“My therapist says I’m not that unusual; people have nervous breakdowns all the time, all over the world, and they do fine.” So says Elaine Parks, a vision in raven hair, blue eye shadow and red lipstick, chain smoking as she drives along the coastal highway with the elegance of the archetypal starlet of a late sixties/early seventies American International Pictures feature, most likely produced by Roger Corman, if not directed by him too.
The Love Witch, however, is entirely the vision of Anna Biller, and if anyone was entitled to a nervous breakdown it was her, taking on the roles of writer, producer, director, production designer, costume designer, set designer, set decorator and art director.
What could easily have become an indulgent vanity project is instead a flawlessly crafted homage to and pastiche of that golden age of drive in movie double bills too risque for the mainstream, now rarely seen other than as late night fillers, a lurid occult flavoured sexploitation flick with the tables turned by a driving force which is entirely female.

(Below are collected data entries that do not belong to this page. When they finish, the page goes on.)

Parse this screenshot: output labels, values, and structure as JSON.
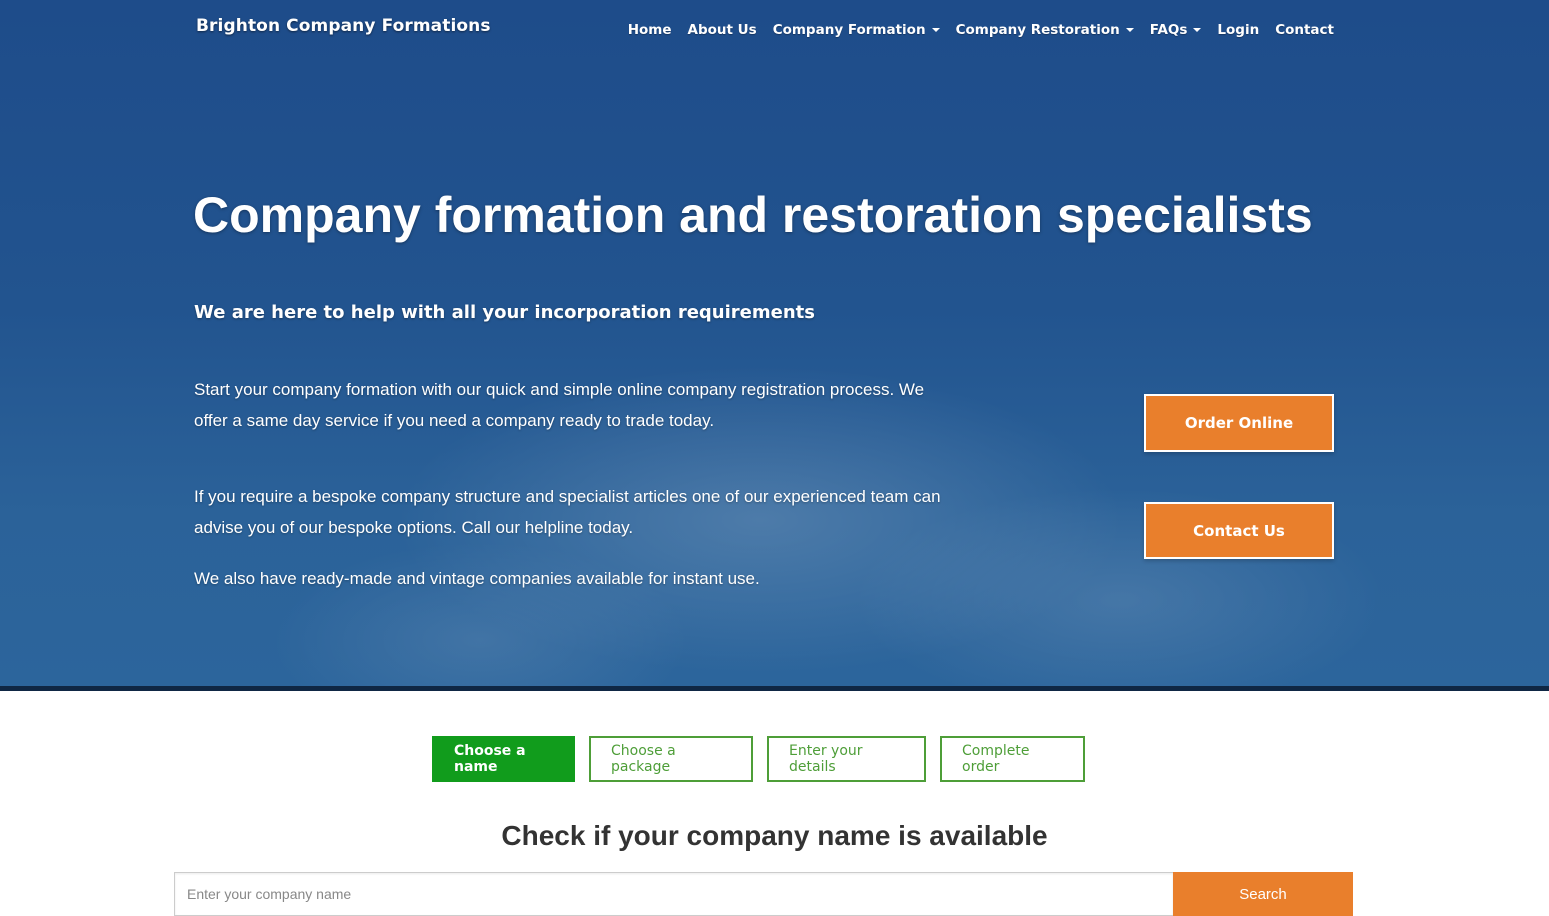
{
  "brand": {
    "name": "Brighton Company Formations"
  },
  "nav": {
    "items": [
      {
        "label": "Home"
      },
      {
        "label": "About Us"
      },
      {
        "label": "Company Formation"
      },
      {
        "label": "Company Restoration"
      },
      {
        "label": "FAQs"
      },
      {
        "label": "Login"
      },
      {
        "label": "Contact"
      }
    ]
  },
  "hero": {
    "title": "Company formation and restoration specialists",
    "subtitle": "We are here to help with all your incorporation requirements",
    "paragraphs": [
      "Start your company formation with our quick and simple online company registration process. We offer a same day service if you need a company ready to trade today.",
      "If you require a bespoke company structure and specialist articles one of our experienced team can advise you of our bespoke options. Call our helpline today.",
      "We also have ready-made and vintage companies available for instant use."
    ],
    "buttons": {
      "order_online": "Order Online",
      "contact_us": "Contact Us"
    }
  },
  "steps": [
    {
      "label": "Choose a name"
    },
    {
      "label": "Choose a package"
    },
    {
      "label": "Enter your details"
    },
    {
      "label": "Complete order"
    }
  ],
  "name_check": {
    "title": "Check if your company name is available",
    "placeholder": "Enter your company name",
    "button_label": "Search"
  },
  "colors": {
    "hero_blue": "#22548f",
    "accent_orange": "#e97f2c",
    "step_green": "#119c1c",
    "step_outline_green": "#4e9e38"
  }
}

The classically beautiful Samantha Robinson gives a performance consciously free of guile or any undercurrent of menace, a being of pure spirit who communes with nature and mixes potions to charm men to her bed, yet leaves a trail of devastation in her wake. “Goddess, please send me a beautiful, smart man to love me as I love him,” she chants. “Love me, love me, love me.”
Over cake at the pink pastel tearoom seemingly frequented by the womenfolk of Stepford, her friend Trish (Laura Waddell) is concerned by Elaine’s single minded pursuit. “You sound like you’ve been brainwashed by the patriarchy. Your whole self worth seems wrapped around giving a man what he wants.” Sure enough, the purity and intensity of Elaine’s desire is too much for any man.
First up is Wayne Peters (Jeffrey Vincent Parise), professor of 18th century English and French literature who takes her to his cabin in the woods, but whose love for Elaine is so intense it breaks him, wailing like something out of a Tennessee Williams play before he expires during the night.
Elaine accepts the ephemeral circle of life, recalling her much missed black and white cat Graymalkin even as she buries her lover of one night in the woods, but soon others fall under her spell, Trish’s husband Richard (Robert Seeley), then Griff (Gian Keys), the police officer investigating the professor’s disappearance.
The retro hair, fashions and vivid colours are exquisite, a kaleidoscope of soft focus lens flare as Elaine casts her spells in her tarot deck inspired bachelorette lodgings, the soundtrack (by Biller, of course) channelling the mystery of Les Baxter, composer of many a Corman creation as rituals unfold in the night before Satanic cocktail mixers with cookies served on pentagram plates.
While it first appears that Waddell’s performance is out of tone with the tightly woven fabric of the film, it becomes apparent that this is a deliberate choice within Biller’s meticulously crafted whole, the one character who does not seem to be in on the joke, just slightly out of step to throw contrast on all those who are part of Elaine’s world, her fellow cultists, her lovers, her victims, even the rowdies who wish the town of Eureka rid of witches, Elaine convinced that men burn witches at the stake because they fear the feelings they elicit.
Lovingly filmed on colour saturated 35mm and likely to appeal to a similar audience as enjoyed The Lost Skeleton of Cadavra or Trail of the Screaming Forehead but without the mugging or overt winks to the cheap seats, The Love Witch is currently playing the festival circuit with the British premiere at the Edinburgh International Film Festival, and it is to be hoped that it is in the cards for Biller to cast her spell over a wider realm in the near future.